Le jeune homme se rangea sur la gauche pour laisser passer une jeune femme en pleine course, et vira de nouveau sur sa droite afin de traverser le passage piéton, avant qu'une voiture grise aux vitres teintées ne vienne lui frôler le postérieur. Intrigué, Théo continua sa course, tout en suivant la voiture des yeux, et prit un petit sentier.
Quatre minutes plus tard, il se trouva de nouveau les pieds sur le bitume, la sueur coulant sur le front, et était sur le point de traverser la piste cyclable afin de rejoindre l'autre côté du trottoir lorsqu'il aperçut la voiture grise aux vitres teintées rangée sur le côté de la route. Théo s'arrêta brusquement sur le trottoir, le cœur battant violemment, le souffle légèrement coupé, et observa la plaque d'immatriculation. C'était la même que celle qui avait manqué de le renverser quelques minutes plus tôt.

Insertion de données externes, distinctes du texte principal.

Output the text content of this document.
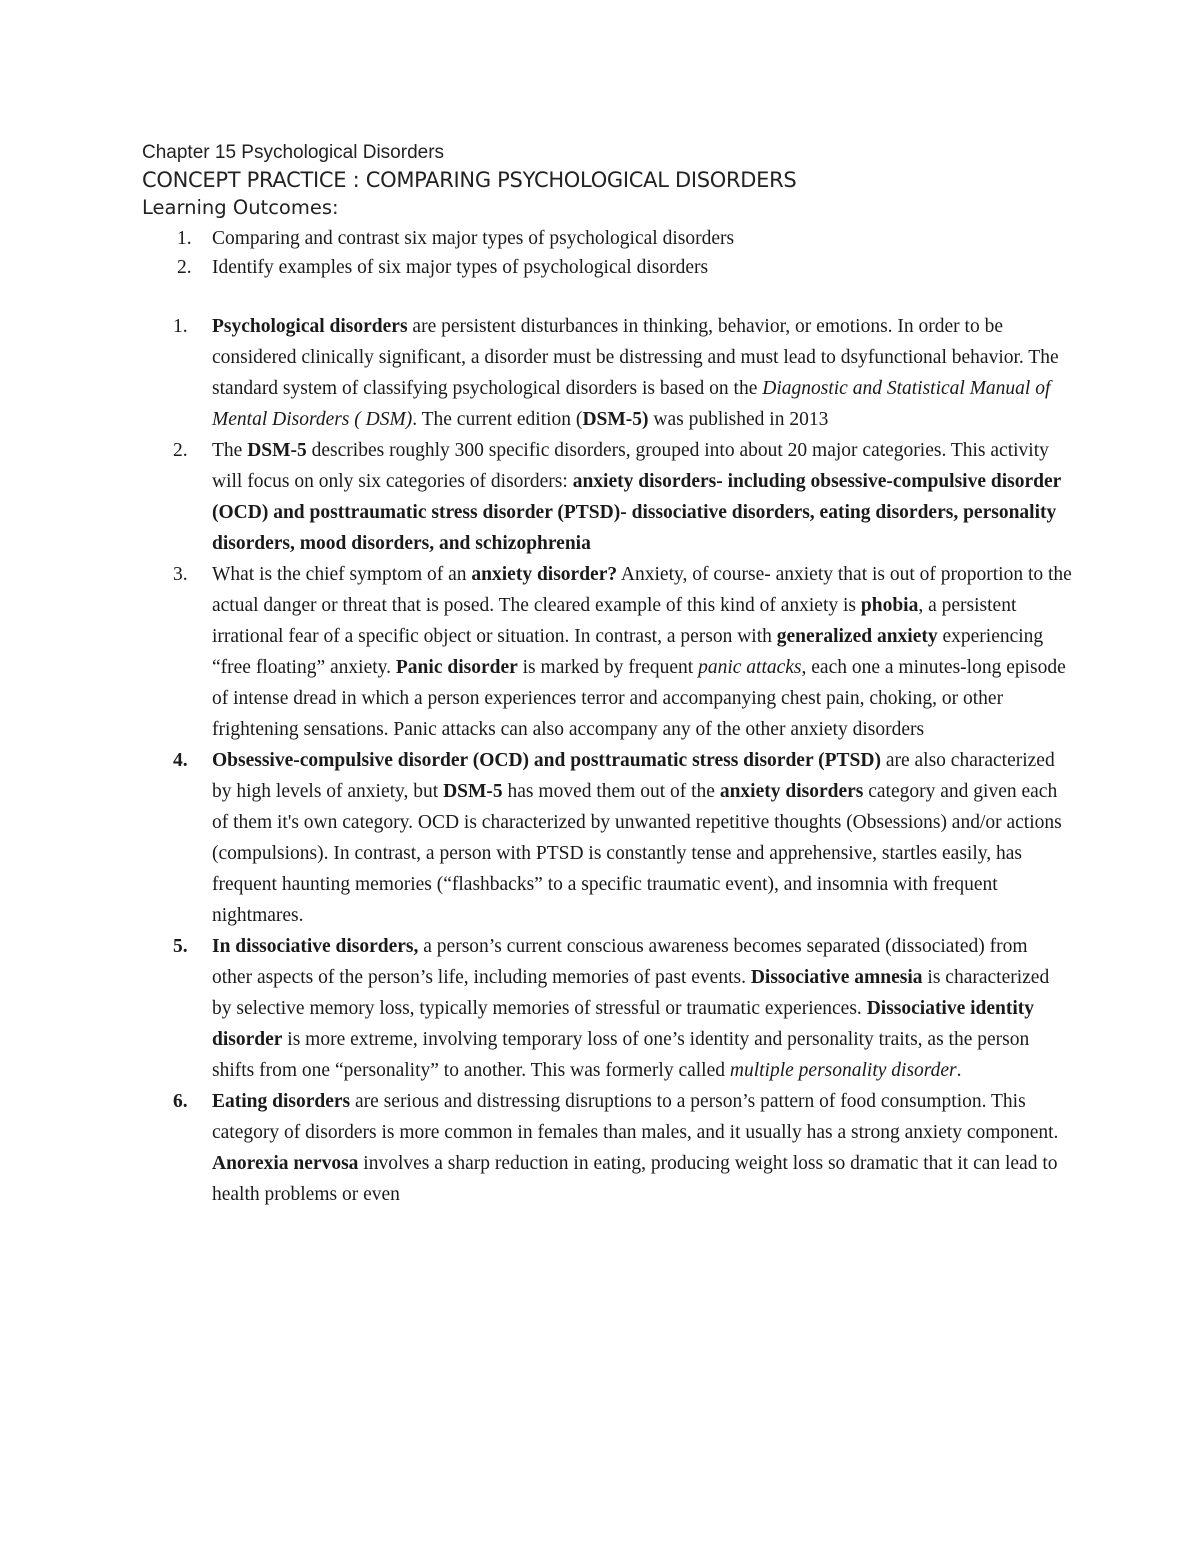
Chapter 15 Psychological Disorders
CONCEPT PRACTICE : COMPARING PSYCHOLOGICAL DISORDERS
Learning Outcomes:
1. Comparing and contrast six major types of psychological disorders
2. Identify examples of six major types of psychological disorders
1. Psychological disorders are persistent disturbances in thinking, behavior, or emotions. In order to be considered clinically significant, a disorder must be distressing and must lead to dsyfunctional behavior. The standard system of classifying psychological disorders is based on the Diagnostic and Statistical Manual of Mental Disorders ( DSM). The current edition (DSM-5) was published in 2013
2. The DSM-5 describes roughly 300 specific disorders, grouped into about 20 major categories. This activity will focus on only six categories of disorders: anxiety disorders- including obsessive-compulsive disorder (OCD) and posttraumatic stress disorder (PTSD)- dissociative disorders, eating disorders, personality disorders, mood disorders, and schizophrenia
3. What is the chief symptom of an anxiety disorder? Anxiety, of course- anxiety that is out of proportion to the actual danger or threat that is posed. The cleared example of this kind of anxiety is phobia, a persistent irrational fear of a specific object or situation. In contrast, a person with generalized anxiety experiencing “free floating” anxiety. Panic disorder is marked by frequent panic attacks, each one a minutes-long episode of intense dread in which a person experiences terror and accompanying chest pain, choking, or other frightening sensations. Panic attacks can also accompany any of the other anxiety disorders
4. Obsessive-compulsive disorder (OCD) and posttraumatic stress disorder (PTSD) are also characterized by high levels of anxiety, but DSM-5 has moved them out of the anxiety disorders category and given each of them it's own category. OCD is characterized by unwanted repetitive thoughts (Obsessions) and/or actions (compulsions). In contrast, a person with PTSD is constantly tense and apprehensive, startles easily, has frequent haunting memories (“flashbacks” to a specific traumatic event), and insomnia with frequent nightmares.
5. In dissociative disorders, a person’s current conscious awareness becomes separated (dissociated) from other aspects of the person’s life, including memories of past events. Dissociative amnesia is characterized by selective memory loss, typically memories of stressful or traumatic experiences. Dissociative identity disorder is more extreme, involving temporary loss of one’s identity and personality traits, as the person shifts from one “personality” to another. This was formerly called multiple personality disorder.
6. Eating disorders are serious and distressing disruptions to a person’s pattern of food consumption. This category of disorders is more common in females than males, and it usually has a strong anxiety component. Anorexia nervosa involves a sharp reduction in eating, producing weight loss so dramatic that it can lead to health problems or even
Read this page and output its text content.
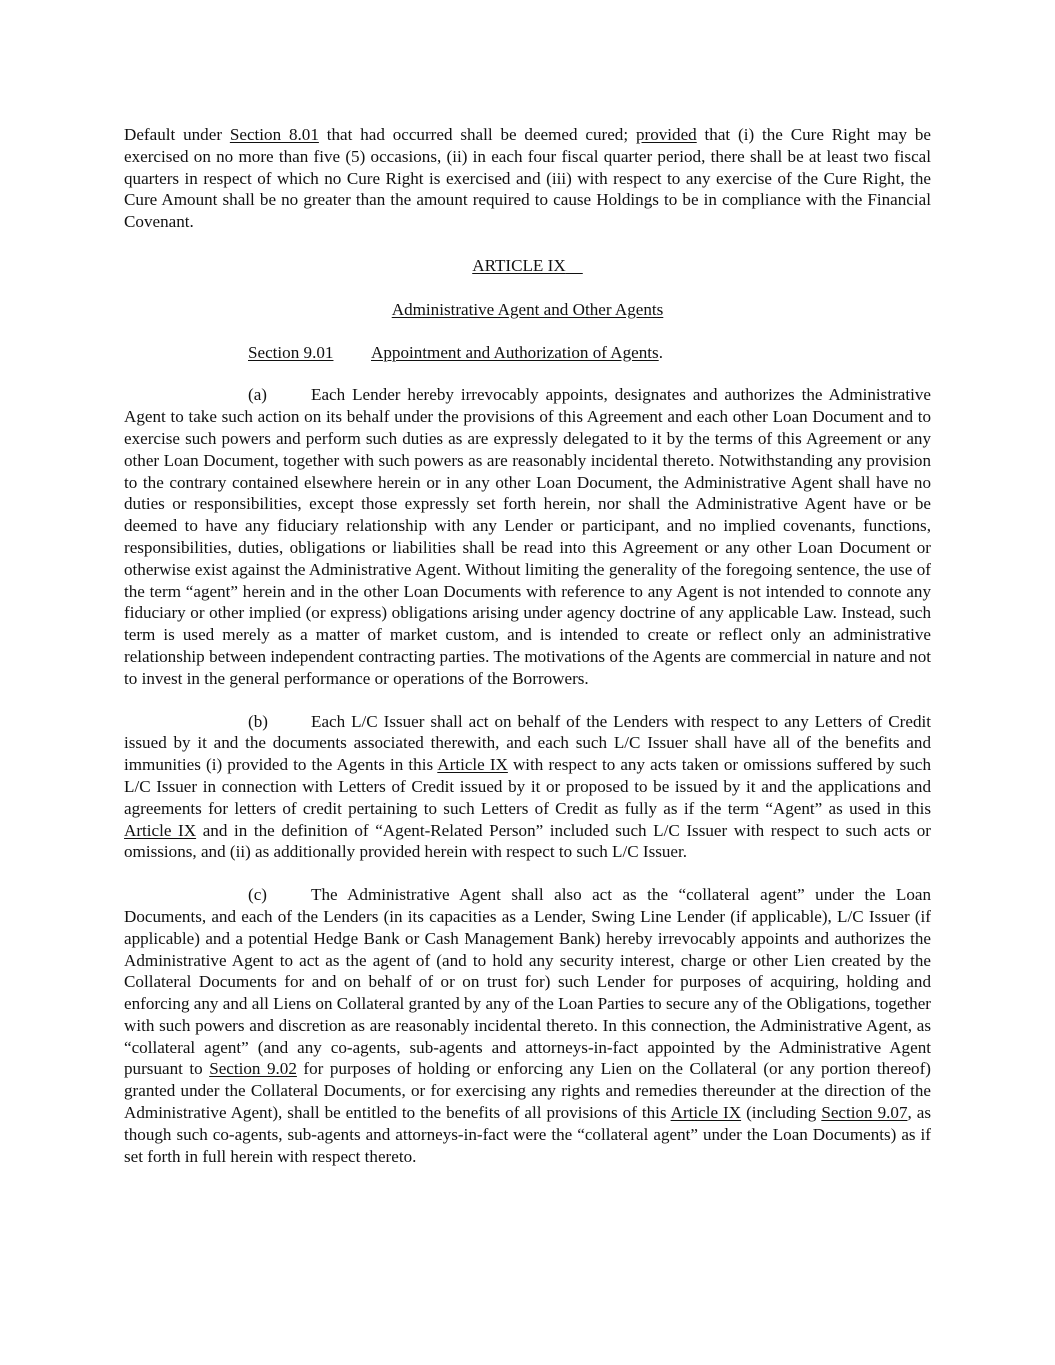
Default under Section 8.01 that had occurred shall be deemed cured; provided that (i) the Cure Right may be exercised on no more than five (5) occasions, (ii) in each four fiscal quarter period, there shall be at least two fiscal quarters in respect of which no Cure Right is exercised and (iii) with respect to any exercise of the Cure Right, the Cure Amount shall be no greater than the amount required to cause Holdings to be in compliance with the Financial Covenant.

ARTICLE IX

Administrative Agent and Other Agents

Section 9.01 Appointment and Authorization of Agents.

(a)	Each Lender hereby irrevocably appoints, designates and authorizes the Administrative Agent to take such action on its behalf under the provisions of this Agreement and each other Loan Document and to exercise such powers and perform such duties as are expressly delegated to it by the terms of this Agreement or any other Loan Document, together with such powers as are reasonably incidental thereto. Notwithstanding any provision to the contrary contained elsewhere herein or in any other Loan Document, the Administrative Agent shall have no duties or responsibilities, except those expressly set forth herein, nor shall the Administrative Agent have or be deemed to have any fiduciary relationship with any Lender or participant, and no implied covenants, functions, responsibilities, duties, obligations or liabilities shall be read into this Agreement or any other Loan Document or otherwise exist against the Administrative Agent. Without limiting the generality of the foregoing sentence, the use of the term “agent” herein and in the other Loan Documents with reference to any Agent is not intended to connote any fiduciary or other implied (or express) obligations arising under agency doctrine of any applicable Law. Instead, such term is used merely as a matter of market custom, and is intended to create or reflect only an administrative relationship between independent contracting parties. The motivations of the Agents are commercial in nature and not to invest in the general performance or operations of the Borrowers.

(b)	Each L/C Issuer shall act on behalf of the Lenders with respect to any Letters of Credit issued by it and the documents associated therewith, and each such L/C Issuer shall have all of the benefits and immunities (i) provided to the Agents in this Article IX with respect to any acts taken or omissions suffered by such L/C Issuer in connection with Letters of Credit issued by it or proposed to be issued by it and the applications and agreements for letters of credit pertaining to such Letters of Credit as fully as if the term “Agent” as used in this Article IX and in the definition of “Agent-Related Person” included such L/C Issuer with respect to such acts or omissions, and (ii) as additionally provided herein with respect to such L/C Issuer.

(c)	The Administrative Agent shall also act as the “collateral agent” under the Loan Documents, and each of the Lenders (in its capacities as a Lender, Swing Line Lender (if applicable), L/C Issuer (if applicable) and a potential Hedge Bank or Cash Management Bank) hereby irrevocably appoints and authorizes the Administrative Agent to act as the agent of (and to hold any security interest, charge or other Lien created by the Collateral Documents for and on behalf of or on trust for) such Lender for purposes of acquiring, holding and enforcing any and all Liens on Collateral granted by any of the Loan Parties to secure any of the Obligations, together with such powers and discretion as are reasonably incidental thereto. In this connection, the Administrative Agent, as “collateral agent” (and any co-agents, sub-agents and attorneys-in-fact appointed by the Administrative Agent pursuant to Section 9.02 for purposes of holding or enforcing any Lien on the Collateral (or any portion thereof) granted under the Collateral Documents, or for exercising any rights and remedies thereunder at the direction of the Administrative Agent), shall be entitled to the benefits of all provisions of this Article IX (including Section 9.07, as though such co-agents, sub-agents and attorneys-in-fact were the “collateral agent” under the Loan Documents) as if set forth in full herein with respect thereto.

Le jeune homme sentit la colère monter en lui. Les sourcils désormais nettement froncés, il se dirigea vers la voiture tout en se craquant les phalanges, et la portière côté passager s'ouvrit.
Lyly sursauta et se redressa vivement sur son lit. Était-ce bien un cri qui venait de raisonner dans la maison ? La jeune fille sauta de son matelas, enfila ses chaussons et tendit l'oreille en ouvrant la porte de sa chambre.
— Fous-moi la paix, Ashley, lança Théo, sèchement.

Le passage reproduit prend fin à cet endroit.